Bowie and his band began performing as 'Ziggy Stardust and the Spiders from Mars' in 1972, and met with immediate success. The visual aspect was crucial: Bowie combined outlandish clothes, make-up, unfashionably short, dyed hair, androgynous appearance and ambiguous sexuality, with a deliberately-theatrical style of performance. It was undoubtedly like nothing that had been seen before. The album of the same name was released that year, and contained Bowie's first Top Ten single of the Glam Rock era, Starman, thus continuing and developing the space-age/sci-fi theme which began with Space Oddity. The Rise and Fall of Ziggy Stardust and the Spiders from Mars is a concept-album which tells the story of 'Ziggy Stardust', the human manifestation of an alien being who attempts to present humanity with a message of hope through the medium of Rock music during the last five years of its existence.

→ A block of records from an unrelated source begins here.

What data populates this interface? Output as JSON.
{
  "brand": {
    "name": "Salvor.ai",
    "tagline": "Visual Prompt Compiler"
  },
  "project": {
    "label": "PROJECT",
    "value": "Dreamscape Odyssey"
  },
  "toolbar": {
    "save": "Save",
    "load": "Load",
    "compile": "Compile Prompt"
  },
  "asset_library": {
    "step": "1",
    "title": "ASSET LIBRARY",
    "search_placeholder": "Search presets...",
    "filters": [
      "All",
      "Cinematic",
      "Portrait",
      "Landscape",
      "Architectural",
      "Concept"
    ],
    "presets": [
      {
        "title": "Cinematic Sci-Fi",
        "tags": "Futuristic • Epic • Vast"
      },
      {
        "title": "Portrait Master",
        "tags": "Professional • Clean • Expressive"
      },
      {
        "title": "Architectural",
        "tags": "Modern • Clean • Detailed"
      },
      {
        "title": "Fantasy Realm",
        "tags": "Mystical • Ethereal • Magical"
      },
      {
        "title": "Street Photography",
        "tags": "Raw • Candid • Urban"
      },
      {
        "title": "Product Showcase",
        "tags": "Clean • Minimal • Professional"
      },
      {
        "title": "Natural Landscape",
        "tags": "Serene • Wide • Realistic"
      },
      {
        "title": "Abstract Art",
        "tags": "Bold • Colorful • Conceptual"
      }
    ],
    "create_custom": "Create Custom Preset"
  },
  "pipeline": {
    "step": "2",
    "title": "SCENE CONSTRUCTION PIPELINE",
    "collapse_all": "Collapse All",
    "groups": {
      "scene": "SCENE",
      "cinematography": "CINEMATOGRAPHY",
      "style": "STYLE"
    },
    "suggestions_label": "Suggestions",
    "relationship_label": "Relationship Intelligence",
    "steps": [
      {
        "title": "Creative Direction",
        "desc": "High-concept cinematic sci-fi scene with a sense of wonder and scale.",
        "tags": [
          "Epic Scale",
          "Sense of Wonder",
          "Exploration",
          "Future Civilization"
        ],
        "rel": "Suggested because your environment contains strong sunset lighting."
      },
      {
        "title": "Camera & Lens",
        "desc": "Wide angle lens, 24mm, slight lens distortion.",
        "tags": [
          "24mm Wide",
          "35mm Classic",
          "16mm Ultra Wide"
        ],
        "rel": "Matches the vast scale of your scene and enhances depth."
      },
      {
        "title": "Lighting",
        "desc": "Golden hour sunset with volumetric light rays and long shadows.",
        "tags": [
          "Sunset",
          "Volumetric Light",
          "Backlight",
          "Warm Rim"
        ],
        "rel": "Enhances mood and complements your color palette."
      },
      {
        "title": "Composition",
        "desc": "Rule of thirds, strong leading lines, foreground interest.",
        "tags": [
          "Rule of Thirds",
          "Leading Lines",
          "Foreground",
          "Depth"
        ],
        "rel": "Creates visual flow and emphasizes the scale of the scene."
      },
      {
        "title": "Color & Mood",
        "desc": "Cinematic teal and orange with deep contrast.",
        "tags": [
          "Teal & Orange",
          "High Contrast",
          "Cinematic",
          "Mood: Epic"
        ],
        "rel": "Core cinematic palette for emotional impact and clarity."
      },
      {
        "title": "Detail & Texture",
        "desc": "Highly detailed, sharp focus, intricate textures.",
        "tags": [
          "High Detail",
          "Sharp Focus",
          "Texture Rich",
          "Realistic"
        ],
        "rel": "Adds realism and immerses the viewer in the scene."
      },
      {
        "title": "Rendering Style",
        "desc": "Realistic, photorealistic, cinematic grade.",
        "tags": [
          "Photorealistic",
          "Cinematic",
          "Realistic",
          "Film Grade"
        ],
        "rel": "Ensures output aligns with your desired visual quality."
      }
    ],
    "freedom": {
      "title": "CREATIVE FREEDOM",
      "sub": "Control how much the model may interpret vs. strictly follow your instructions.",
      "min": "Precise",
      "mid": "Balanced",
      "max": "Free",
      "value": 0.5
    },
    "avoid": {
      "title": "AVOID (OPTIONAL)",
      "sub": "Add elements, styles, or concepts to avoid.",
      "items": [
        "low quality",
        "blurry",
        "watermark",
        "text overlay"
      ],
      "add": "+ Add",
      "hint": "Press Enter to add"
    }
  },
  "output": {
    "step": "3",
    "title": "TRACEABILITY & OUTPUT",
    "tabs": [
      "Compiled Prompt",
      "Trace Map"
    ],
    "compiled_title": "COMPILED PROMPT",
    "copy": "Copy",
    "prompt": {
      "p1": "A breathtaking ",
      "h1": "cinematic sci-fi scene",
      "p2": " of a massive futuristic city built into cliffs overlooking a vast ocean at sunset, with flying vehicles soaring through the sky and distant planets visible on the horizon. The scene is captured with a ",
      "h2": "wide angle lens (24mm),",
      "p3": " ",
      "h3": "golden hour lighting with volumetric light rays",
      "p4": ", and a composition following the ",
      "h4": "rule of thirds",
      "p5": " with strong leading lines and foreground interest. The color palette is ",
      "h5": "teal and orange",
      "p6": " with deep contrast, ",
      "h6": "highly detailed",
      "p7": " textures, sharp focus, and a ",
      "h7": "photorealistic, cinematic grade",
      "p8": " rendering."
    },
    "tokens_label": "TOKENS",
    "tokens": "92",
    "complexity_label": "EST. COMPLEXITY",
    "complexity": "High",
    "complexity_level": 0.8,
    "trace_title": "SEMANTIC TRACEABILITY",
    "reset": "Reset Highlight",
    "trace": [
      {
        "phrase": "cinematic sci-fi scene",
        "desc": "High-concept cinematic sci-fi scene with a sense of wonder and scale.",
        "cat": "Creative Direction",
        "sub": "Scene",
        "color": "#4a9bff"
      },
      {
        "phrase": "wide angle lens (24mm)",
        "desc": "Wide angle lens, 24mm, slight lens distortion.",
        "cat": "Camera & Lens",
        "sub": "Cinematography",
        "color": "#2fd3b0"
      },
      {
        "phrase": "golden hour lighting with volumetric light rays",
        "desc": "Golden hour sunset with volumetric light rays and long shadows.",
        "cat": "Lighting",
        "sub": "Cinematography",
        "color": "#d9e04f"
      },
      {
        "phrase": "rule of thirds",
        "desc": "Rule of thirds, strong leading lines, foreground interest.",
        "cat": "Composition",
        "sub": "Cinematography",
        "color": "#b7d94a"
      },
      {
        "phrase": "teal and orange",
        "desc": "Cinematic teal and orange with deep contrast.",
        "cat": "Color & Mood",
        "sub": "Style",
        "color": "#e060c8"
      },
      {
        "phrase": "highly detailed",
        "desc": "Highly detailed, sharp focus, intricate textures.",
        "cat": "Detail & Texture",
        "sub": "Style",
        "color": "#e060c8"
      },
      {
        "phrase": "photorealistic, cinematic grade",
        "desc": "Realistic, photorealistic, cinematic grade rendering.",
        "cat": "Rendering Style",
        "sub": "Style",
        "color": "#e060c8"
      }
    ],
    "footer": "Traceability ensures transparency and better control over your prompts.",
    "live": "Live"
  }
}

The Ziggy Stardust album was followed by Aladdin Sane in 1973. This album featured a heavier sound, and songs inspired by Bowie’s experiences on tour in the USA. It contained two hit singles, The Jean Genie and Drive-In Saturday, which reached #2 and #3 respectively. The Jean Genie is a song about Iggy Pop, who was little-known at the time but is now regarded as amongst the most famous and influential figures in Rock music. Bowie gave his last performance as 'Ziggy Stardust' at the Hammersmith Odeon, London, on 3rd July, 1973, stating that he feared he was losing his sanity due to his inability to separate his 'Ziggy Stardust' persona from his own personality. Glam Rock had reached a fever-pitch of hype and hysteria at the time, with moral outrage in the newspapers and on TV about 'teenyboppers' and the antics and attire of pop stars.

Not only was David Bowie one of the main initiators – along with Marc Bolan – of Glam Rock, but he had a profound musical and visual influence upon subsequent developments, particularly Punk Rock in the late 1970s and the New Romantics and Futurists of the early 1980s. His musical influence can be detected in artists ranging from Be Bop Deluxe in the mid-seventies, through punk and power-pop bands such as The Skids and The Rich Kids in the late-seventies, to classic 1980s bands such as Ultravox and The Associates. In fact, many bands of the early 1980s were virtually Bowie-imitators in terms of sound and image.